Gadziński Piotr, Skotnicka Agnieszka, Lisiak Natalia, Totoń Ewa, Rubiś Błażej, Florek Ewa, Mlynarczyk Dariusz T, Szybowicz Mirosław, Nowak Ewelina, Osmałek Tomasz
Chair and Department of Pharmaceutical Technology, Poznan University of Medical Sciences, 3 Rokietnicka Street, 60-806 Poznań, Poland.
Doctoral School, Poznan University of Medical Sciences, 70 Bukowska Street, 60-812 Poznań, Poland.
Pharmaceutics. 2025 Apr 25;17(5):569. doi: 10.3390/pharmaceutics17050569.

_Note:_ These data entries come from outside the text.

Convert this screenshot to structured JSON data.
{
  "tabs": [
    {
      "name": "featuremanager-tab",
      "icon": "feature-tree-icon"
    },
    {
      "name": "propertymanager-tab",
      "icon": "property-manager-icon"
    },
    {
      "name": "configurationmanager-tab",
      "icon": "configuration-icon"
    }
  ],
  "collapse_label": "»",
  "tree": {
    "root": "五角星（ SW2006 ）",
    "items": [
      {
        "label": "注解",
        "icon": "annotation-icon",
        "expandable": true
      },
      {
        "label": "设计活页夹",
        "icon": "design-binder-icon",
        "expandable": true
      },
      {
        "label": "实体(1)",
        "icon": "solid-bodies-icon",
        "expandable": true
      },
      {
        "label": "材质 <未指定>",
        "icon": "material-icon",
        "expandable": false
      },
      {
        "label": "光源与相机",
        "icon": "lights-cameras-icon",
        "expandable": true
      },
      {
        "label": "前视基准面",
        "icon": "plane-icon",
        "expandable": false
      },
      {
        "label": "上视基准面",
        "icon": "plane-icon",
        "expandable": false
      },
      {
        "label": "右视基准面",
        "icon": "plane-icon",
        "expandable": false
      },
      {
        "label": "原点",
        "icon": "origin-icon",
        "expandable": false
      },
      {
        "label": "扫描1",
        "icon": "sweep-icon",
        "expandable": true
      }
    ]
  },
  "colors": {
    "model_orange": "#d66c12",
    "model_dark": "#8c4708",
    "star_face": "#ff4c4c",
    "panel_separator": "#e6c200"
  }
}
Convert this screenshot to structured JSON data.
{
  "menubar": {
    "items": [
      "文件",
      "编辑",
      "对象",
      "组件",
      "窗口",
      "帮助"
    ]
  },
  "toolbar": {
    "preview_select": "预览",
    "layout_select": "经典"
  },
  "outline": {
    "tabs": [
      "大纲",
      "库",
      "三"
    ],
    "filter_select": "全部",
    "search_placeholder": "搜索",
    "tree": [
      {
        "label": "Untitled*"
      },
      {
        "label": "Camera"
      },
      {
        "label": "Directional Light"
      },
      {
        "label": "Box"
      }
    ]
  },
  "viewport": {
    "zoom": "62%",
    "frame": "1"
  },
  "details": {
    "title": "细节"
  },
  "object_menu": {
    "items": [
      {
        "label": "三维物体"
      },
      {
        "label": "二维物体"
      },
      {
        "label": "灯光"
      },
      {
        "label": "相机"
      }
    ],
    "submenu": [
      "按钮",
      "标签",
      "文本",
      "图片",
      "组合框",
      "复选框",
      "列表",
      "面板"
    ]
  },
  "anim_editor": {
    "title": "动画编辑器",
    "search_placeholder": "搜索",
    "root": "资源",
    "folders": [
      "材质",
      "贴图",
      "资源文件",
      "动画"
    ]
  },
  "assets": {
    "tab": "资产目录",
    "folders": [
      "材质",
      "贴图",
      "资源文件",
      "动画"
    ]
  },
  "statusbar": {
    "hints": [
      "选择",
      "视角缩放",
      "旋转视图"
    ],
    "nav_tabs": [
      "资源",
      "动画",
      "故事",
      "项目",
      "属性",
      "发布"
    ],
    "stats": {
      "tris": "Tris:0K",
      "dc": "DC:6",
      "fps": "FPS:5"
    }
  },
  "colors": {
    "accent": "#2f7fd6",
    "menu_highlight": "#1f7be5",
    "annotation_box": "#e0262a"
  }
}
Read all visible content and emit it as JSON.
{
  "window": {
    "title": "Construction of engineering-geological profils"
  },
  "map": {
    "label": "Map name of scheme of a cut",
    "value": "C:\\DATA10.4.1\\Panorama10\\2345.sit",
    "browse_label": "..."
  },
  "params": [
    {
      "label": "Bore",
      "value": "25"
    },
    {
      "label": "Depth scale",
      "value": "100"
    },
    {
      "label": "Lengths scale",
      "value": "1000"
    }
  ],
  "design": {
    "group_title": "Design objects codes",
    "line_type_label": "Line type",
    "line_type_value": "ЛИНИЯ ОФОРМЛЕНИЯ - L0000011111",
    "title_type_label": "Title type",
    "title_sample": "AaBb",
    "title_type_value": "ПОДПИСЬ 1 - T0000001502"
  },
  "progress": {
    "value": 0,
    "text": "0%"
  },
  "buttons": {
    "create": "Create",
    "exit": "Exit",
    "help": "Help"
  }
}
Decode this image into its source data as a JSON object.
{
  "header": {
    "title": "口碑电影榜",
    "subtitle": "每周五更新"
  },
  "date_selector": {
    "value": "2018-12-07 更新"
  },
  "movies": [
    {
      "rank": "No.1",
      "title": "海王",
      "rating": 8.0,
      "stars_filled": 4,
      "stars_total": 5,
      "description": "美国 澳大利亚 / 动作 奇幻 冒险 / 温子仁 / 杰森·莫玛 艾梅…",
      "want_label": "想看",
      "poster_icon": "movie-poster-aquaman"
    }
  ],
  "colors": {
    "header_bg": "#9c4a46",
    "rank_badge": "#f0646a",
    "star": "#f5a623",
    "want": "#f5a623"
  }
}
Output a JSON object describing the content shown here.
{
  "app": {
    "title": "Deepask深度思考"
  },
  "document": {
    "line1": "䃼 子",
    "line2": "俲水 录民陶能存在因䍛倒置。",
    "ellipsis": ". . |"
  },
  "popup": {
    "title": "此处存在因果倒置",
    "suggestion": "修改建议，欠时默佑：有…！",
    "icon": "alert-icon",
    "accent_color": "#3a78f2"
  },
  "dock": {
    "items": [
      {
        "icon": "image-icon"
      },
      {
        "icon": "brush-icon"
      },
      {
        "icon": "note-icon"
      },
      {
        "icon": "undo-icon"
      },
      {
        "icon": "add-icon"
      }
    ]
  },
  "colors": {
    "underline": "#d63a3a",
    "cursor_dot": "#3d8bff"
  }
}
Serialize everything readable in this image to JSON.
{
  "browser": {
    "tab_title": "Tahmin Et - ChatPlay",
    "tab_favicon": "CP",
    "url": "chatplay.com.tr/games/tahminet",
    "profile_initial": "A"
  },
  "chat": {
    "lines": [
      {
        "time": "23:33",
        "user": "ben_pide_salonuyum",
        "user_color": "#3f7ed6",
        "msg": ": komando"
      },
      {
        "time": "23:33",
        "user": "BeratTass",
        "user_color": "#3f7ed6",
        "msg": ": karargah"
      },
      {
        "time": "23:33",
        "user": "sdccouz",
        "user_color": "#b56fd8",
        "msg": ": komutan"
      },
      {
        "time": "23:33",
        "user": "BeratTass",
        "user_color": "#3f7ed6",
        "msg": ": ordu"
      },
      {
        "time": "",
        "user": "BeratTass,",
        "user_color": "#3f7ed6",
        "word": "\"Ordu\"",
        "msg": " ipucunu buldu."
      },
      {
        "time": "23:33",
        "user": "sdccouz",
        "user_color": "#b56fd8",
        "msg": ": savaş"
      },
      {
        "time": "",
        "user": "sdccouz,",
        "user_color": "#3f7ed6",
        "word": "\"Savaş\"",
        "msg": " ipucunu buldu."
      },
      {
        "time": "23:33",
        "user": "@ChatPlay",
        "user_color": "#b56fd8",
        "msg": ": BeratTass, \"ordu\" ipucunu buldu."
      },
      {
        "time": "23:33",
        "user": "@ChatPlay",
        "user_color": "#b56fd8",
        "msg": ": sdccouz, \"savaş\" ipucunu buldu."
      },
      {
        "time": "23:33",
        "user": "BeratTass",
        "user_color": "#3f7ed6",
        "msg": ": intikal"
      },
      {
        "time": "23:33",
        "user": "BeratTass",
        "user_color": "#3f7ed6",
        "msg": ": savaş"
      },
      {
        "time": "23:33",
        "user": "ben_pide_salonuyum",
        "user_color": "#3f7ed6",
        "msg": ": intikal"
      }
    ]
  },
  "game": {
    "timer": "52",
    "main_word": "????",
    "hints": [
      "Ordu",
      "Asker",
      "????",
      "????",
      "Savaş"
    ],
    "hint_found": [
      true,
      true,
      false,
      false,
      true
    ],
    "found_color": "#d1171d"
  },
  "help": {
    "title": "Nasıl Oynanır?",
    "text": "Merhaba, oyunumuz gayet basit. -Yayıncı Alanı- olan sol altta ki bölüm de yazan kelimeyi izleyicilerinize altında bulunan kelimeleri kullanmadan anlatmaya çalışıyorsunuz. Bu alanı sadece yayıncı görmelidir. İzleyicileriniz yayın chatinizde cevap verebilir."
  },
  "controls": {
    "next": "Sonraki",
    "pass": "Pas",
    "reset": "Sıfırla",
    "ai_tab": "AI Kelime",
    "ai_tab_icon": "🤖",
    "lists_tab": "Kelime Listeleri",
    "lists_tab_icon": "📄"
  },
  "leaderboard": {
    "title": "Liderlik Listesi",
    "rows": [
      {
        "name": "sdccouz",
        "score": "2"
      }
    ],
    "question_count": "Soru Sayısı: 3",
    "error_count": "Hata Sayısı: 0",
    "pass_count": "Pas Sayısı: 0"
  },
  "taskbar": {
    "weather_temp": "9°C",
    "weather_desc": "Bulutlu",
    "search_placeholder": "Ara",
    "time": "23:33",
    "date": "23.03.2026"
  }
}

Many orally administered drugs are either unstable in the acidic environment of the stomach or cause moderate to severe side effects in the upper gastrointestinal tract (GIT). These limitations can reduce therapeutic efficacy, discourage patient compliance, worsen the disease, and even contribute to the risk of cancer development. To overcome these issues, drug release often needs to be modified and targeted to the distal parts of the GIT. This is typically achieved through the use of pH-sensitive polymer coatings or incorporation into polymeric delivery systems. With this in mind, the aim of this project was to design, develop, and characterize gellan gum-based beads for colon-specific prolonged release of mesalazine, with potential application in the chemoprevention and treatment of bowel diseases. The dehydrated capsules were characterized using Raman spectroscopy and scanning electron microscopy. The crosslinked gellan gum was additionally evaluated for cytotoxicity. Key parameters such as pH-dependent swelling behavior, drug content, encapsulation efficiency, and drug release in simulated gastrointestinal fluids were also assessed. Furthermore, the behavior of the capsules in the gastrointestinal tract was studied in a rat model to evaluate their in vivo performance. Significant differences in drug release profiles were observed between formulations crosslinked solely with calcium ions and those additionally crosslinked with glutaraldehyde (GA). The incorporation of GA effectively prolonged the release of mesalazine. These findings were further supported by in vivo studies conducted on Wistar rats, where the GA-crosslinked formulation demonstrated a markedly extended release compared to the formulation prepared using only ionotropic gelation. The combination of ionotropic gelation and glutaraldehyde crosslinking in gellan gum-based beads appears to be a promising strategy for achieving colon-specific prolonged release of mesalazine, facilitating targeted delivery to the distal regions of the gastrointestinal tract.
许多口服药物在胃的酸性环境中不稳定,或者在上消化道(GIT)中会引起中度至重度的副作用。这些局限性会降低治疗效果,降低患者的依从性,使病情恶化,甚至增加癌症发生的风险。为了克服这些问题,药物释放通常需要进行调整,并靶向于胃肠道的远端部位。这通常通过使用pH敏感的聚合物包衣或将药物掺入聚合物递送系统来实现。考虑到这一点,本项目的目的是设计、开发和表征基于结冷胶的微珠,用于美沙拉嗪的结肠特异性长效释放,潜在应用于肠道疾病的化学预防和治疗。使用拉曼光谱和扫描电子显微镜对脱水胶囊进行表征。此外,还对交联结冷胶的细胞毒性进行了评估。还评估了关键参数,如pH依赖性溶胀行为、药物含量、包封效率以及在模拟胃肠液中的药物释放。此外,在大鼠模型中研究了胶囊在胃肠道中的行为,以评估其体内性能。仅用钙离子交联的制剂与另外用戊二醛(GA)交联的制剂之间,在药物释放曲线方面观察到了显著差异。GA的加入有效地延长了美沙拉嗪的释放。在Wistar大鼠上进行的体内研究进一步支持了这些发现,与仅使用离子凝胶法制备的制剂相比,GA交联制剂显示出明显延长的释放。基于结冷胶的微珠中离子凝胶法和戊二醛交联的结合似乎是实现美沙拉嗪结肠特异性长效释放、促进靶向递送至胃肠道远端区域的一种有前景的策略。